Under the Romans Greek civilization around the eastern Mediterranean flourished, says contemporary scholar Anthony Kenny. Greek colonists in Bactria, at the eastern end of the empire, encounter Buddhism because of the missionary efforts of the Indian emperor Asoka. In Persia the Greeks were exposed to Zoroastrianism, whose prophet was Zoroaster (also Zarathustra). In Palestine the Greeks met the Jews. Kenny notes the early Ptolemies built the great library at Alexandria, which was a melting pot of people from all over the Greek world. In Alexandria the Hebrew Bible was translated into Greek by 70 scholars. Anthony Kenny says brilliant mathematicians and scientists in Alexandria competed with the scholars of Plato's Academy and the Lyceum, the school founded by Aristotle. Meanwhile philosophy was flourishing in Athens as a number of new schools are established.

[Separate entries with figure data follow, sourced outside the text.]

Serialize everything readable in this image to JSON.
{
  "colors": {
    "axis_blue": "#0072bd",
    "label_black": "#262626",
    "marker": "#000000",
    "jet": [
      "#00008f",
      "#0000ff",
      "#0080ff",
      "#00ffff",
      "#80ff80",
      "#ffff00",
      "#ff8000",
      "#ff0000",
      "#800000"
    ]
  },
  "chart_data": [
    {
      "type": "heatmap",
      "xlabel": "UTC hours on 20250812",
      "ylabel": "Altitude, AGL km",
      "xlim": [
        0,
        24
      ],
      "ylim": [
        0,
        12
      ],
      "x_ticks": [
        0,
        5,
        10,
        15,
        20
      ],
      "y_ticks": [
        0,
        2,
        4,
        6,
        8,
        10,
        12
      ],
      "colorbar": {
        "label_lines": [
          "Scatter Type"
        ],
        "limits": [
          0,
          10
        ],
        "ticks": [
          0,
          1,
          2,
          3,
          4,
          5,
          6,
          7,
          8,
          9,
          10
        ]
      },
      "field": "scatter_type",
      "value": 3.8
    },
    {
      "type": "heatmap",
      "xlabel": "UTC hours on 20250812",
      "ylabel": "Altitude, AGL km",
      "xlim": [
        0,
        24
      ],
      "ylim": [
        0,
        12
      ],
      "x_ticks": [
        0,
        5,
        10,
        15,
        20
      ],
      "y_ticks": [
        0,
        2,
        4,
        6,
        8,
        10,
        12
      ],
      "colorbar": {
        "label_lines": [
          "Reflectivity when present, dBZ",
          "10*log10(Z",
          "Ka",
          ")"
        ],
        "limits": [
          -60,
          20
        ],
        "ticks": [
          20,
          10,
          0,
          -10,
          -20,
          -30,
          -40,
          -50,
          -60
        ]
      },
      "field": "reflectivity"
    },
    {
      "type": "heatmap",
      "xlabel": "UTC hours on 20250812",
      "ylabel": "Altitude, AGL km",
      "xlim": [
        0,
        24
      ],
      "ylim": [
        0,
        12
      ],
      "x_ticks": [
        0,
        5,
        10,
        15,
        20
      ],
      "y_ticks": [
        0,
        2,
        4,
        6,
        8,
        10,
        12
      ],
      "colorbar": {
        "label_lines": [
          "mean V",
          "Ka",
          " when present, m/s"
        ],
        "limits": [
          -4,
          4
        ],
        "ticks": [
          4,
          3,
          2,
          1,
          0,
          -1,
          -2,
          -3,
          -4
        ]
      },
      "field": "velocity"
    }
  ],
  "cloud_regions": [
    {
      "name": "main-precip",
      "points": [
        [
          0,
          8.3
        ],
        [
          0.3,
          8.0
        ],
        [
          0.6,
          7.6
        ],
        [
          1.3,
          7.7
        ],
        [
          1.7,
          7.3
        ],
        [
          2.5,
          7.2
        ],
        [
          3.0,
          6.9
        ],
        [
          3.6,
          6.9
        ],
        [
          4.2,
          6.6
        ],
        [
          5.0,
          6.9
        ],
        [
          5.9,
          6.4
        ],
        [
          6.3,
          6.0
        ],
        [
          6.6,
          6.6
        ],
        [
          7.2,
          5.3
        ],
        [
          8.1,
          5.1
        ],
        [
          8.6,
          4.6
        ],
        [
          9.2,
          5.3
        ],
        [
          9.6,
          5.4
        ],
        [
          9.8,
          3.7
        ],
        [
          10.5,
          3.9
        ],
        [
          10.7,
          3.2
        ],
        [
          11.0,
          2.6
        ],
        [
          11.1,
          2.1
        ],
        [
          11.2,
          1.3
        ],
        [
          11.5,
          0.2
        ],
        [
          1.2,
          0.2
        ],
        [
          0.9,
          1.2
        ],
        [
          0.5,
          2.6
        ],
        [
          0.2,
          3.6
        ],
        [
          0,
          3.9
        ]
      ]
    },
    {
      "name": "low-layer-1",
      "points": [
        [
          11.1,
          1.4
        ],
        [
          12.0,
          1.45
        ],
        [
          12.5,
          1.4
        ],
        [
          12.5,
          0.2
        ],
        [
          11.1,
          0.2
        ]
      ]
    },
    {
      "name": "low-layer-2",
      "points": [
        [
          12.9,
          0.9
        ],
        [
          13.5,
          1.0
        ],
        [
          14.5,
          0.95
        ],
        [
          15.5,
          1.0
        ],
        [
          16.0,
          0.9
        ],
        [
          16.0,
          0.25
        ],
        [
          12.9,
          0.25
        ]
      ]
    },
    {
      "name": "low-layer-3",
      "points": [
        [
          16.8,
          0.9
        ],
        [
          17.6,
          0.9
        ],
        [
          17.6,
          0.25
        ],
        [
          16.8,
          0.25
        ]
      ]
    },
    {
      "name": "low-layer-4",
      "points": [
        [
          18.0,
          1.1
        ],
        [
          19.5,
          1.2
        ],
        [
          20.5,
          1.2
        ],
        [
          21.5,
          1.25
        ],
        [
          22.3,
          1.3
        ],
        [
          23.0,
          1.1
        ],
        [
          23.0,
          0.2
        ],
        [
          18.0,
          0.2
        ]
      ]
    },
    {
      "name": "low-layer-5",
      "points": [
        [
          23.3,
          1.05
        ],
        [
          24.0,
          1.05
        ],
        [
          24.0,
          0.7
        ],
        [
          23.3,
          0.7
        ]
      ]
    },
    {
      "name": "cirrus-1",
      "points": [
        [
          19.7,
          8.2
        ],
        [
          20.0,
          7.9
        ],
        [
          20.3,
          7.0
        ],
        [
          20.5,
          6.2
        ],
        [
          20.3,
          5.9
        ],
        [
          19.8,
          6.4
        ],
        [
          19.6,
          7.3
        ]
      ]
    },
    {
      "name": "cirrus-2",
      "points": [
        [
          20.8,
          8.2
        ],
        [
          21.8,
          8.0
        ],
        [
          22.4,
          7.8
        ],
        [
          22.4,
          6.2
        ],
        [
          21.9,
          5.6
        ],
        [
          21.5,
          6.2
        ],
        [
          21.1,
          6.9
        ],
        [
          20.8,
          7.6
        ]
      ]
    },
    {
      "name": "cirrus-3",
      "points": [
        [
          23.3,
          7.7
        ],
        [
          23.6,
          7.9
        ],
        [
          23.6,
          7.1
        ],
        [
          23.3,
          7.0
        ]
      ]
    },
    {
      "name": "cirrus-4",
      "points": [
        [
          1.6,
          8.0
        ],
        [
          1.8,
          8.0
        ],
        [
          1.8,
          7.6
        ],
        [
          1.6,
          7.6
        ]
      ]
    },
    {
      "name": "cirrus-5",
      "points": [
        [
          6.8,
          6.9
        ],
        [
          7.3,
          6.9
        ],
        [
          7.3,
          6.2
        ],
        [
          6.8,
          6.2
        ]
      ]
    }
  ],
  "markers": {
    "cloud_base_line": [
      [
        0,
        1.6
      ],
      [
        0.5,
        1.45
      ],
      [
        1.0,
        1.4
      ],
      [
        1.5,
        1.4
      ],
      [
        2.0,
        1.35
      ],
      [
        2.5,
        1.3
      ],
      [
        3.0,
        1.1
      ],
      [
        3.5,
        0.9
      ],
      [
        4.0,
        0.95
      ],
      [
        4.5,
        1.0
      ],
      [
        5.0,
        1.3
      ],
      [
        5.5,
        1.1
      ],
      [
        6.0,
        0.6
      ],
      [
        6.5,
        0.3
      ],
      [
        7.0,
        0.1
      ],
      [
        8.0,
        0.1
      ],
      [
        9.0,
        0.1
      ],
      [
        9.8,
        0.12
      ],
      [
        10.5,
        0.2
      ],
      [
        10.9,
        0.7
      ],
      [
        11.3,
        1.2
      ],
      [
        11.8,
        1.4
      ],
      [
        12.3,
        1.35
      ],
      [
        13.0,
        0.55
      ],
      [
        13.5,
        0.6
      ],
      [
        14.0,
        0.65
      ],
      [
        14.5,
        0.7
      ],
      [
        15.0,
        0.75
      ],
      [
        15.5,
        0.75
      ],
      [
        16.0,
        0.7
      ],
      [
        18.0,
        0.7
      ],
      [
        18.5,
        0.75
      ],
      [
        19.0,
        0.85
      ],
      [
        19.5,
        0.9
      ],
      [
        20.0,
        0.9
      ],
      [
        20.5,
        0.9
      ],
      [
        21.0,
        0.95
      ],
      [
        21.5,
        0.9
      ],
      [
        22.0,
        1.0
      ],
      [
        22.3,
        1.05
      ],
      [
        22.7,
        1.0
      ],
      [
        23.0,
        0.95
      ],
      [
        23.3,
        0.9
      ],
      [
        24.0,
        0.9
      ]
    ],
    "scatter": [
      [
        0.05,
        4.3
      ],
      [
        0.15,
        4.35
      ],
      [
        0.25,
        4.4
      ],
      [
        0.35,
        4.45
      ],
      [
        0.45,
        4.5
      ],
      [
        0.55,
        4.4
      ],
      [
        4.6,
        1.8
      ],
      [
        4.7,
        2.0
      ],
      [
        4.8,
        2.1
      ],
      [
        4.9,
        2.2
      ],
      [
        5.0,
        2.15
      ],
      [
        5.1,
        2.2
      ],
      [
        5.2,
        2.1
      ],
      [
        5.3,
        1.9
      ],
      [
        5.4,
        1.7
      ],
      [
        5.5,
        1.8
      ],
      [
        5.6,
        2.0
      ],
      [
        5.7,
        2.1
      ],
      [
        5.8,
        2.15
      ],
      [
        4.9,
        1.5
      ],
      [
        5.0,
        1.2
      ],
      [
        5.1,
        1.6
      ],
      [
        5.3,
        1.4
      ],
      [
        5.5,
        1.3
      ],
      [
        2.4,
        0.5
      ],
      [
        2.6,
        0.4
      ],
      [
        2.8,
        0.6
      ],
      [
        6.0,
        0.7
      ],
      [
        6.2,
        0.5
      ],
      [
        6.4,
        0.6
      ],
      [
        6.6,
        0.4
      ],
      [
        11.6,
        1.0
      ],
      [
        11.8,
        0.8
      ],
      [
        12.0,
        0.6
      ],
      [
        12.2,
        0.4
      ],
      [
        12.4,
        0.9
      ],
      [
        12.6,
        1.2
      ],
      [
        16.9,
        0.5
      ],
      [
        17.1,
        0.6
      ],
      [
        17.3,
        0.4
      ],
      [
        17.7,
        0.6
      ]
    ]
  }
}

Russell's lens on this historical period sees the eclipse of the city-state as a reason for philosophers' turning away from civic-mindedness and worldly engagement and focusing on individual enlightenment or salvation. Thus Russell accounts for the four schools of philosophy that ask how men can be good in a wicked world. But perhaps the new trends in philosophy can be partially accounted for by the fact that the Greeks came into closer contact with the religions of India, Persia, and the Middle East during the Hellenistic period and incorporated some of these "pessimistic" ideas from Eastern philosophies into the historically optimistic Greek view. Certainly the ideas of the Cynics and Stoics seem to have more than a little in common with the practices of nonattachment taught in Buddhism and earlier Indian philosophers in which Buddhism has its roots. To say that Cynicism was a philosophy in retreat is a cultural bias on Russell's part. This philosophy can also be seen as a turning inward upon realizing that the charms of the world are temporary satisfactions. For such people the gifts of the internal world may more than make up for what the external world has to offer.